Developing healthy practice habits is key to success as a string student. However, not every practice activity is equally effective for every student, so you can emphasize the importance of building a practice routine that meets a student’s individual needs. Students with ADHD, for example, may find success with fast-paced practice plans, autistic students might thrive with a specific set of daily practice tasks in a set number of minutes, and students with chronic pain may need to set their own practice schedules to accommodate pain flares. Accessible practice policies prioritize sustainable progress.
As we navigate the Covid pandemic, we’ve all become accustomed to incorporating public health measures into our daily lives. When it comes to creating a safe and inclusive environment for disabled students, we should remember that many disabled people are only safe when the people around them continue to follow precautionary guidelines, like masking, social distancing, and investing in air ventilation when possible. That means that we have to work together to keep everyone safe by taking the highest precautions for the most vulnerable person in the room, without exception.

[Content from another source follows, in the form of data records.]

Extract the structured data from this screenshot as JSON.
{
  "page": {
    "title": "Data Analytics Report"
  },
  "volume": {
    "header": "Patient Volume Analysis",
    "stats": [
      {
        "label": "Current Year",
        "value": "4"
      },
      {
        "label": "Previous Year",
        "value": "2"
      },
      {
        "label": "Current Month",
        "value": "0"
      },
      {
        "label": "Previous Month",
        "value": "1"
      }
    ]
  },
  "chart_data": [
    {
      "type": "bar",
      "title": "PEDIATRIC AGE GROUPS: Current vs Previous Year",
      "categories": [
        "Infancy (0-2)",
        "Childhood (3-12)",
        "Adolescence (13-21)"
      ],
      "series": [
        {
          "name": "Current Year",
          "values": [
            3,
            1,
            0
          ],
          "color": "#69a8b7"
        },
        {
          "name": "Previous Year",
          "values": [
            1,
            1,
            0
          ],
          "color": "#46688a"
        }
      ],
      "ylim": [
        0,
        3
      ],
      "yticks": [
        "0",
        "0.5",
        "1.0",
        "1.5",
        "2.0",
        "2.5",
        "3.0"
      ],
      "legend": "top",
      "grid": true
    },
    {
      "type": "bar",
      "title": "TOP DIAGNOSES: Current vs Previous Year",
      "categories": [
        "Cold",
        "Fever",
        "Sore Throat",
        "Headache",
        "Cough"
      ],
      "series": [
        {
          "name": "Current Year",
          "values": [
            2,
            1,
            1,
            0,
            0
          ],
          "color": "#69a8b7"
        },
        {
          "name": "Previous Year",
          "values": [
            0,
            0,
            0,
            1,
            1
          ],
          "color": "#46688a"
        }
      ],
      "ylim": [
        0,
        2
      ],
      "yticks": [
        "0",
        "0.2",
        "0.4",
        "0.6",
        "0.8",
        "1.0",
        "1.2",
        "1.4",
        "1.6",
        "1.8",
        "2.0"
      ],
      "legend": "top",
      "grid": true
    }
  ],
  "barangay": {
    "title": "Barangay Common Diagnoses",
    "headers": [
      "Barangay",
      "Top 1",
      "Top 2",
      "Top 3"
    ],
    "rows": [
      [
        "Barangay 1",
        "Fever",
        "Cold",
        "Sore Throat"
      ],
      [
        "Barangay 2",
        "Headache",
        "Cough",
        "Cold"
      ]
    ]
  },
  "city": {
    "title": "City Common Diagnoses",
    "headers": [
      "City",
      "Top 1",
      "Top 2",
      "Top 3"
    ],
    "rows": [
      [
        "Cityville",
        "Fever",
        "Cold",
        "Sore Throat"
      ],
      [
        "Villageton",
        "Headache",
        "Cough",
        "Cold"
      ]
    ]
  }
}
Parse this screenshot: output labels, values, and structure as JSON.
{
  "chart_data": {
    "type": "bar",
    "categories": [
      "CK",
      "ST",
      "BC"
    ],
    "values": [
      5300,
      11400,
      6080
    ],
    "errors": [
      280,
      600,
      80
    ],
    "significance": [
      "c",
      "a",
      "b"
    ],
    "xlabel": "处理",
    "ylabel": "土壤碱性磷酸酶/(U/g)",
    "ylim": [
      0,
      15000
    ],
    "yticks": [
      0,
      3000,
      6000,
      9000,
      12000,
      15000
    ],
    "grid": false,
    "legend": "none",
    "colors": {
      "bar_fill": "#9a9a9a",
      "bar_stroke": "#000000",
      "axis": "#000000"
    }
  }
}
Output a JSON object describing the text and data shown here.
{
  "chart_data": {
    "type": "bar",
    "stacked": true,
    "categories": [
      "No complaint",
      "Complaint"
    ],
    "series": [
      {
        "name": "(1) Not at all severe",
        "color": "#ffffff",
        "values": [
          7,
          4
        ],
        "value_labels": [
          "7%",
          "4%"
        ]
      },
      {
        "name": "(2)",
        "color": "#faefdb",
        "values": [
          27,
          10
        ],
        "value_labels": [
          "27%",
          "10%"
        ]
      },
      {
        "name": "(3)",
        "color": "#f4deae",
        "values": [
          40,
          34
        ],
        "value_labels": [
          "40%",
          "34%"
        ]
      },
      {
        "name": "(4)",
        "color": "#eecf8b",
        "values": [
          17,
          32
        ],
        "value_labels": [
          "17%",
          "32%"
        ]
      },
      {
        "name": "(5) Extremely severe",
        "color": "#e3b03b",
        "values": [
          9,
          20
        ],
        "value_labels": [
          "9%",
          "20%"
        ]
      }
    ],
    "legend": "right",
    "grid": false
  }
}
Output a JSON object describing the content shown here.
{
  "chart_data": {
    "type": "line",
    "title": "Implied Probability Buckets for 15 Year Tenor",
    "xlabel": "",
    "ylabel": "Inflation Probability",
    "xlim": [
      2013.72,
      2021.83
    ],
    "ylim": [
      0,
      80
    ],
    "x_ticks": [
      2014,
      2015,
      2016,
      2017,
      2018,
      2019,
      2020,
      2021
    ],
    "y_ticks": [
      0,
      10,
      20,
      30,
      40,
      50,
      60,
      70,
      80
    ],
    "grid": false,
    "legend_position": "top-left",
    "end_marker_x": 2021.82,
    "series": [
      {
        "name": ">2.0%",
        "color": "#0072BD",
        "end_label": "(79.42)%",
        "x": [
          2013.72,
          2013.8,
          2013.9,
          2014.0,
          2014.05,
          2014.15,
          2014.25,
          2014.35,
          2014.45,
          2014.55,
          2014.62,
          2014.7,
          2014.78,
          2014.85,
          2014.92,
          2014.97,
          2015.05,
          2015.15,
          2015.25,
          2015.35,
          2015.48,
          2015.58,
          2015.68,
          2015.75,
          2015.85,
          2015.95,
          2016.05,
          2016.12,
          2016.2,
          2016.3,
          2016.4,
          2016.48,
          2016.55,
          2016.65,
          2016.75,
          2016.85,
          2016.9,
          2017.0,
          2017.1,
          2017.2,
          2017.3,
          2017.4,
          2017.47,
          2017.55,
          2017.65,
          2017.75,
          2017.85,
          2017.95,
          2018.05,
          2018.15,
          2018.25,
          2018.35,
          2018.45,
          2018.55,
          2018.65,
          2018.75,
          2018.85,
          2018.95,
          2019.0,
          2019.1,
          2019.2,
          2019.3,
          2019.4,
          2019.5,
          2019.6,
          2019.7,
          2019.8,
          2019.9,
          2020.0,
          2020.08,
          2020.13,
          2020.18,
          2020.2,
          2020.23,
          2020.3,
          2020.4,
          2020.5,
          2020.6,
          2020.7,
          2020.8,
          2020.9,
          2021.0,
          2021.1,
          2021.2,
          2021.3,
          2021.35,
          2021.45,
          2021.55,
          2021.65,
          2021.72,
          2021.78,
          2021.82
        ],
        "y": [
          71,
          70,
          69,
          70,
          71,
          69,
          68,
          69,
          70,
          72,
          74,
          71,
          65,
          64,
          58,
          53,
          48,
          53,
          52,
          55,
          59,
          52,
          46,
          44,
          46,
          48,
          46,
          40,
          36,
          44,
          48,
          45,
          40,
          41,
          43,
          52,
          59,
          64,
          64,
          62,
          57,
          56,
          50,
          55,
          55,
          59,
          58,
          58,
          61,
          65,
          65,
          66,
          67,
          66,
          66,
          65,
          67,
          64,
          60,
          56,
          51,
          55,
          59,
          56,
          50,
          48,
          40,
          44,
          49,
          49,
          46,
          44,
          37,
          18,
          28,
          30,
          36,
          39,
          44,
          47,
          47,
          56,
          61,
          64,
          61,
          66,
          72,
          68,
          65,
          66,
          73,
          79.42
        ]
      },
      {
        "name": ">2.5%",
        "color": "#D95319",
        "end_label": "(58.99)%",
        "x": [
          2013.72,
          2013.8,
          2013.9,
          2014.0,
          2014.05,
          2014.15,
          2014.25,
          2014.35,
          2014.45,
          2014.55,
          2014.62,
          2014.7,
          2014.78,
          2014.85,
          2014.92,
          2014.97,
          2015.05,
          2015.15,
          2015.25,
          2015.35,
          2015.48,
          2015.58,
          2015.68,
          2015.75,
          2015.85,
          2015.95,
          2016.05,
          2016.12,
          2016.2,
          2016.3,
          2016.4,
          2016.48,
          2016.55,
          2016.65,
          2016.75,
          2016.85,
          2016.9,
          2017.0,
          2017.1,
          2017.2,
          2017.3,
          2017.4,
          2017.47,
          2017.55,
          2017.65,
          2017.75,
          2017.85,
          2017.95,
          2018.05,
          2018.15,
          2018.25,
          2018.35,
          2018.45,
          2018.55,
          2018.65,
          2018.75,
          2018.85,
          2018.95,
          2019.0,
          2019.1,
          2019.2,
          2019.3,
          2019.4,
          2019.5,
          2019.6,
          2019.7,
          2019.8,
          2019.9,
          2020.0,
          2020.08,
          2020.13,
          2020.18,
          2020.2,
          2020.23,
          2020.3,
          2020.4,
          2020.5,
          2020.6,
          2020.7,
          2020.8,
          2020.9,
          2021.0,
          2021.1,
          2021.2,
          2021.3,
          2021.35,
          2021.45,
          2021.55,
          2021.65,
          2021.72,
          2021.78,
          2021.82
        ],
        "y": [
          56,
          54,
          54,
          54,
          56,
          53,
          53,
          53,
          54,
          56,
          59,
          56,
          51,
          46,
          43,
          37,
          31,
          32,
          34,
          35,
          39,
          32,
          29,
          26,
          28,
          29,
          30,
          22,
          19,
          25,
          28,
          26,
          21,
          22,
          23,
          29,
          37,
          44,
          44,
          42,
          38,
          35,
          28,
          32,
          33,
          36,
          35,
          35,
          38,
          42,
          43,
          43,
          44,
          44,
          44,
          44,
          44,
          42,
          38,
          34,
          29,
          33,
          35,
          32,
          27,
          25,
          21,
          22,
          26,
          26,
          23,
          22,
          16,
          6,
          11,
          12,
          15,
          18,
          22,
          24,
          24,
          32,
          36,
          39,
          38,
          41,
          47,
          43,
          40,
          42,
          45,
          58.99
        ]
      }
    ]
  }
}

The string community can—and should—be a place where nobody gets left behind.
Of course, this doesn’t include everything that would make string education accessible to every disabled student—accessibility isn’t a checklist. When a disabled student comes to a teacher with requests for accommodations, we have a responsibility to meet their needs with openness and creativity.
An Open Mindset
It’s important to remember one thing: disabled students don’t have “special needs.” They’re not “differently abled.” They’re not inspirational or brave for “overcoming” their disability.
They’re just students!
They have the same needs as everyone else—to play, joke, explore, make mistakes, and enjoy a musical life. It’s on us to make sure we meet those needs so that every string student can become the musician they want to be, exactly the way they are.